Monday, Mar. 10, 1986

Midgetman in Wonderland

By GEORGE J. CHURCH

The U.S. needs a new small missile with a single warhead. Or should it be bigger and have three warheads? A mobile missile, the Reagan Administration has said, will be less vulnerable to a first strike and thus produce a more stable arms-control situation. Or should mobile missiles, as the Administration has also said, be banned in any new arms agreement? "I'm afraid I can't put it more clearly," said Alice to the Caterpillar in Wonderland. "Being so many sizes in a day is very confusing." Her lament & fits the debate over the proposed Midgetman missile.

The original goal was to build a missile that could survive a Soviet attack in sufficient numbers to pose a credible threat of retaliation. The big, three-warhead Minuteman is vulnerable to destruction in its silos. The ten- warhead MX is no answer. Though it was supposed to be mobile, the Pentagon could never come up with an acceptable basing mode. The 50 MX's that Congress has agreed to fund are to be parked in Minuteman silos, where they too could be sitting ducks.

Enter Midgetman, the one-warhead missile recommended in 1983 by a presidential commission headed by onetime National Security Adviser Brent Scowcroft. At 38,000 lbs., it would be small enough to be hauled around by a trucklike vehicle. The Soviets could never pinpoint its location, and to destroy the entire area over which 500 or so Midgetmen might roam would require launching nearly every warhead at the Kremlin's command. Congress and the Administration embraced Midgetman, and the Air Force produced a design. The fiscal 1987 budget proposes spending $1.4 billion, double this year's figure, for development.

But the Pentagon, upset at not getting the 100 big MX missiles that it originally requested, is bridling at the cost of Midgetman--perhaps $44 billion eventually. Defense officials and congressional allies contend that the expense could be cut in half by building 170 "Super-Midgetman" missiles, each weighing 90,000 lbs. and carrying three warheads, which would still be mobile. That would defeat the purpose, cry Midgetman boosters. Reducing the number of launchers, making them larger and therefore harder to move quickly, and putting more warheads on each would make the entire arsenal more vulnerable to surprise attack. A secret report to be presented this week or next to the Pentagon by a panel of experts headed by M.I.T. Dean John Deutch reportedly favors the one-warhead idea.
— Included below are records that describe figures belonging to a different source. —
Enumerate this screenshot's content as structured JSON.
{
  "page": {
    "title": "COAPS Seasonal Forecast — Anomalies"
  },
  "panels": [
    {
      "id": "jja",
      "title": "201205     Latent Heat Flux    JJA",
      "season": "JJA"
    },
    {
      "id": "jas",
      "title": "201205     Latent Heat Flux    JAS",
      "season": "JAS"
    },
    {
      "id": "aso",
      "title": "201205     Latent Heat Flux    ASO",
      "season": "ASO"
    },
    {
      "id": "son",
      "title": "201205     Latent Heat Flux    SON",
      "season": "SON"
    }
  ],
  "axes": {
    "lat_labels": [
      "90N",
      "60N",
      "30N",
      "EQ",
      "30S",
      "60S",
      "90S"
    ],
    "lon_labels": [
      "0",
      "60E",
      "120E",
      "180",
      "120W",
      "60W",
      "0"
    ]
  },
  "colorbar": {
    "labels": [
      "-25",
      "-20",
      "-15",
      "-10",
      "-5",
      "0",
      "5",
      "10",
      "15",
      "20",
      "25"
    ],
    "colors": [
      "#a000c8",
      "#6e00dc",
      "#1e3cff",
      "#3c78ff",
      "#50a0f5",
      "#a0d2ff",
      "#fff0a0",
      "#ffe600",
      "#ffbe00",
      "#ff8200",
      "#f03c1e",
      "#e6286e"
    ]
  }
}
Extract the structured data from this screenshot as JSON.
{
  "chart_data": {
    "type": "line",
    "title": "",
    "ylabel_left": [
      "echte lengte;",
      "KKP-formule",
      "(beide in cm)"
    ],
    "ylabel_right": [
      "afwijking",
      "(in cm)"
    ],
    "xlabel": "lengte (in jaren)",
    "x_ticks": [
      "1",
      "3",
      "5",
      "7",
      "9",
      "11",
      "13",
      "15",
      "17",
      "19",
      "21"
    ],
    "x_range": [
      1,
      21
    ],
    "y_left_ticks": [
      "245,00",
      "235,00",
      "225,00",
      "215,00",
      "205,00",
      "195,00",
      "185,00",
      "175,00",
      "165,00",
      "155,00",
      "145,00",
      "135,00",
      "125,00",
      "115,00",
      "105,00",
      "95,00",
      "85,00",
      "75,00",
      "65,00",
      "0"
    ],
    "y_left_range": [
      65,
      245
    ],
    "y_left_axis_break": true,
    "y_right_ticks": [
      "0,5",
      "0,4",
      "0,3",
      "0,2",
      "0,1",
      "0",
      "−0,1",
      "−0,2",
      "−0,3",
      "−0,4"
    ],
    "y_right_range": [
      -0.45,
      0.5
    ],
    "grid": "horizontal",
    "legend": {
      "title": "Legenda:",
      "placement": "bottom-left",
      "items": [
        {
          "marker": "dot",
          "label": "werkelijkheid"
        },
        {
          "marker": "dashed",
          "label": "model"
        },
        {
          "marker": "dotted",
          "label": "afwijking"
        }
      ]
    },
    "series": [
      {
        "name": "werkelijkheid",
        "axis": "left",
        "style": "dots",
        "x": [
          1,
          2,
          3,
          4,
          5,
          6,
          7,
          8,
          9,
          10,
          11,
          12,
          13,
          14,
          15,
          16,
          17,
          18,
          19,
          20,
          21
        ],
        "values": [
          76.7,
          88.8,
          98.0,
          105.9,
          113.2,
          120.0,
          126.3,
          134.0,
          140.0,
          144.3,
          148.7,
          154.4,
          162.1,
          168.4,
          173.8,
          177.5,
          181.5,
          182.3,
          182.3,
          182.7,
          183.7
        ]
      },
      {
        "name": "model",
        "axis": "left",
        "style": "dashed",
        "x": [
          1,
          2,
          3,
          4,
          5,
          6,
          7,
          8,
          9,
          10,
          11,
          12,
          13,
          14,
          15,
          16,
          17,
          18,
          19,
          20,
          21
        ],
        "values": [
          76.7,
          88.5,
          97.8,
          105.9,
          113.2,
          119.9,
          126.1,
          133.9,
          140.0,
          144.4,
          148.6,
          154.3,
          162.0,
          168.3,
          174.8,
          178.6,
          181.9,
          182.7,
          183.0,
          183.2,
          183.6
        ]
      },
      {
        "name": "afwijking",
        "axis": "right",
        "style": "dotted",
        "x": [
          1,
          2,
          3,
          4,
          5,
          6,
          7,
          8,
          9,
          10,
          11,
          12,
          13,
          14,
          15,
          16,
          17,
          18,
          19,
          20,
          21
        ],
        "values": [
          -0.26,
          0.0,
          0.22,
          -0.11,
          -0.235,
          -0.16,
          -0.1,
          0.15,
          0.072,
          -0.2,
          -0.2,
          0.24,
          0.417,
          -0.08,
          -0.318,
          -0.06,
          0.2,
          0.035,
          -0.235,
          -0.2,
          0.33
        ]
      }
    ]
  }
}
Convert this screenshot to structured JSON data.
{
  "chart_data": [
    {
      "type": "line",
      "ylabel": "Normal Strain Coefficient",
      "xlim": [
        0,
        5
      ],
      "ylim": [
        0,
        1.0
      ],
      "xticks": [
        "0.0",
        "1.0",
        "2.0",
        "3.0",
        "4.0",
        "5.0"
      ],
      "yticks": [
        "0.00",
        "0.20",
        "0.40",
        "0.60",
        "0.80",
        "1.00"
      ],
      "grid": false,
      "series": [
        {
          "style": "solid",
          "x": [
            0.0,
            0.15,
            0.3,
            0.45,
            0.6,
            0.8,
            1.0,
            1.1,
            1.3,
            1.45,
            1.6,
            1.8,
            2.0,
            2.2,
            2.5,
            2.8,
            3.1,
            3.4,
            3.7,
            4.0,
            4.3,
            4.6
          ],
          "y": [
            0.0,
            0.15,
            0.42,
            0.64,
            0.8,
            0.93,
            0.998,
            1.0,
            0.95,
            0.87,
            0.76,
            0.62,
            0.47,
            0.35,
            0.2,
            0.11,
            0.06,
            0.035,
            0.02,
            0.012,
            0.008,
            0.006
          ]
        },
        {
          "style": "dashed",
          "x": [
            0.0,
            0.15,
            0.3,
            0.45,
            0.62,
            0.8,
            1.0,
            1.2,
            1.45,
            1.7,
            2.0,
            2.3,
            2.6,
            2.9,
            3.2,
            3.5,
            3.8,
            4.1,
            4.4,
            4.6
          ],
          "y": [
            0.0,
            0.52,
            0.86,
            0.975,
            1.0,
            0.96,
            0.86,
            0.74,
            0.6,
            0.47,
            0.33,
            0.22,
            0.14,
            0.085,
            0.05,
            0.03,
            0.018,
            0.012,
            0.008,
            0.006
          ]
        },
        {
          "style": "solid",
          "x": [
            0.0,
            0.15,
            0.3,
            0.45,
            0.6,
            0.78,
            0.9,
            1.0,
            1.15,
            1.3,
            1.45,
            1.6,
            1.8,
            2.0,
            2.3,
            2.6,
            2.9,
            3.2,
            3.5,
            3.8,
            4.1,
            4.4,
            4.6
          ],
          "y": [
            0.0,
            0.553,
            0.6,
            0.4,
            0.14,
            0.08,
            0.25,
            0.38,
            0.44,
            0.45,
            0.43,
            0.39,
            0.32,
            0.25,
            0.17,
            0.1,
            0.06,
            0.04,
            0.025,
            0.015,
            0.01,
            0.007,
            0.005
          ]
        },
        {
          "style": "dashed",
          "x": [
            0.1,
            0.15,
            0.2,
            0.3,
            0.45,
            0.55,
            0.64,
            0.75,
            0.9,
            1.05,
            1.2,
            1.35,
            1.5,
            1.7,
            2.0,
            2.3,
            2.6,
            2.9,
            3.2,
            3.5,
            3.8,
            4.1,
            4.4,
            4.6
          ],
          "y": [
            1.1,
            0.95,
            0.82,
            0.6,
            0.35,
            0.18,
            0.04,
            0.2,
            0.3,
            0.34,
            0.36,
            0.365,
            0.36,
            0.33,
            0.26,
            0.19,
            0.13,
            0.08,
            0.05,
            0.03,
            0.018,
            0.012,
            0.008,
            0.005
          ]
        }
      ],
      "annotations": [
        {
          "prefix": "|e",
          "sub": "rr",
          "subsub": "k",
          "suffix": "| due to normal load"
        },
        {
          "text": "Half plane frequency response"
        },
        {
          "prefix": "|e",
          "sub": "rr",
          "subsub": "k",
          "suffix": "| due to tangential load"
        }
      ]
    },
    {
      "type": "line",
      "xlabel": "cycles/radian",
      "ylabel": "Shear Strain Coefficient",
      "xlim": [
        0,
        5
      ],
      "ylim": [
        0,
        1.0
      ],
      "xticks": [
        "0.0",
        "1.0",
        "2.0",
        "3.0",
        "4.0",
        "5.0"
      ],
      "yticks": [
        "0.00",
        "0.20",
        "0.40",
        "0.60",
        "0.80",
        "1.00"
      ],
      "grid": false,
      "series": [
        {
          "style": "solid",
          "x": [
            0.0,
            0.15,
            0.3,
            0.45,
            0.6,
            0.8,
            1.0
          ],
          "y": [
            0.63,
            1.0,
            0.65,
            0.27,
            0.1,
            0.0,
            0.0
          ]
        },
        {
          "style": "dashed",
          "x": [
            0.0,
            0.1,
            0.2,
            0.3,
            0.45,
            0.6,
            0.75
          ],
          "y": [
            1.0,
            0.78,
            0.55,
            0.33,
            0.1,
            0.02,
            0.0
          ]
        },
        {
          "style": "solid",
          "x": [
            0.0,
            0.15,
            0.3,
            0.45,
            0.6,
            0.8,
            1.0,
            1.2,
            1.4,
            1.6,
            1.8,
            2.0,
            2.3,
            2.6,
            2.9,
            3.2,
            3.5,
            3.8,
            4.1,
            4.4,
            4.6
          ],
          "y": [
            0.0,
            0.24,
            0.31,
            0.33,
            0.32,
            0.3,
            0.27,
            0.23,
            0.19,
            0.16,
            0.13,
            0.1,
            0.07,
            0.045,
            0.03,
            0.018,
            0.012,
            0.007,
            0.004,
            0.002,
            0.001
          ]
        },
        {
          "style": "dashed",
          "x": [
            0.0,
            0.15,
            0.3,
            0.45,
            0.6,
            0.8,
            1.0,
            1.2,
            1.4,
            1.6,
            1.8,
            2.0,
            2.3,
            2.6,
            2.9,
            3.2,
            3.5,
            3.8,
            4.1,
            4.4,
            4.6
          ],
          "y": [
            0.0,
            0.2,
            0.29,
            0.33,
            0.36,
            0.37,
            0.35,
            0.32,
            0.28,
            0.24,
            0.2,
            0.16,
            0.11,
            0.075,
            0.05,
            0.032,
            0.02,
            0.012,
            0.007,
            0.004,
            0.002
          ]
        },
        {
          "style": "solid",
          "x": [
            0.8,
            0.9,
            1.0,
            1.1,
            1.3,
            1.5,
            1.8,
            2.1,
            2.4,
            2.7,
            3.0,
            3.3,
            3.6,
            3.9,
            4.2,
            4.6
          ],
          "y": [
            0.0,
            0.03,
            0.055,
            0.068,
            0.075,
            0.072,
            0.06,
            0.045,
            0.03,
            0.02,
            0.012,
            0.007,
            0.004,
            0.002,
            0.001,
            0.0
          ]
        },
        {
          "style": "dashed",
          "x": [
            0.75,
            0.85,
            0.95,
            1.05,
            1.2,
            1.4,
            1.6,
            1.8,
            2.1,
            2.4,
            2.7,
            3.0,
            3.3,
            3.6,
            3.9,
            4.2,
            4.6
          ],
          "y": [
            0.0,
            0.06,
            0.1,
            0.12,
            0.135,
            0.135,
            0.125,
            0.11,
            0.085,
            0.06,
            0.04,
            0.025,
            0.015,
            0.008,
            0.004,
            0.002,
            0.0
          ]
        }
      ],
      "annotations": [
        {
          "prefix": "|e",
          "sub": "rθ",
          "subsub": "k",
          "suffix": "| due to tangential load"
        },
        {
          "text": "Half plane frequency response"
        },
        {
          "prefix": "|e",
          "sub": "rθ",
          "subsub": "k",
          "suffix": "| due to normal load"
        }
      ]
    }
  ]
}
The Scowcroft commission thought that if both the U.S. and the U.S.S.R. built small mobile missiles, neither side would feel tempted to launch (or feel threatened by) a first strike. But the Administration last fall suddenly proposed in Geneva that all mobile missiles be banned. Moscow is developing two types of mobile missiles that the Pentagon fears will add dangerously to Soviet striking power.

Further muddying the debate, is that some advocates of increasing the Midgetman's size actually do not want the missile but hope to divert funds to the MX. Amid the confused crossfire, Washington is in danger of losing sight of the basic strategic issue involved: a small mobile missile can help make America's land-based arsenal more secure while at the same time making the nuclear balance more stable.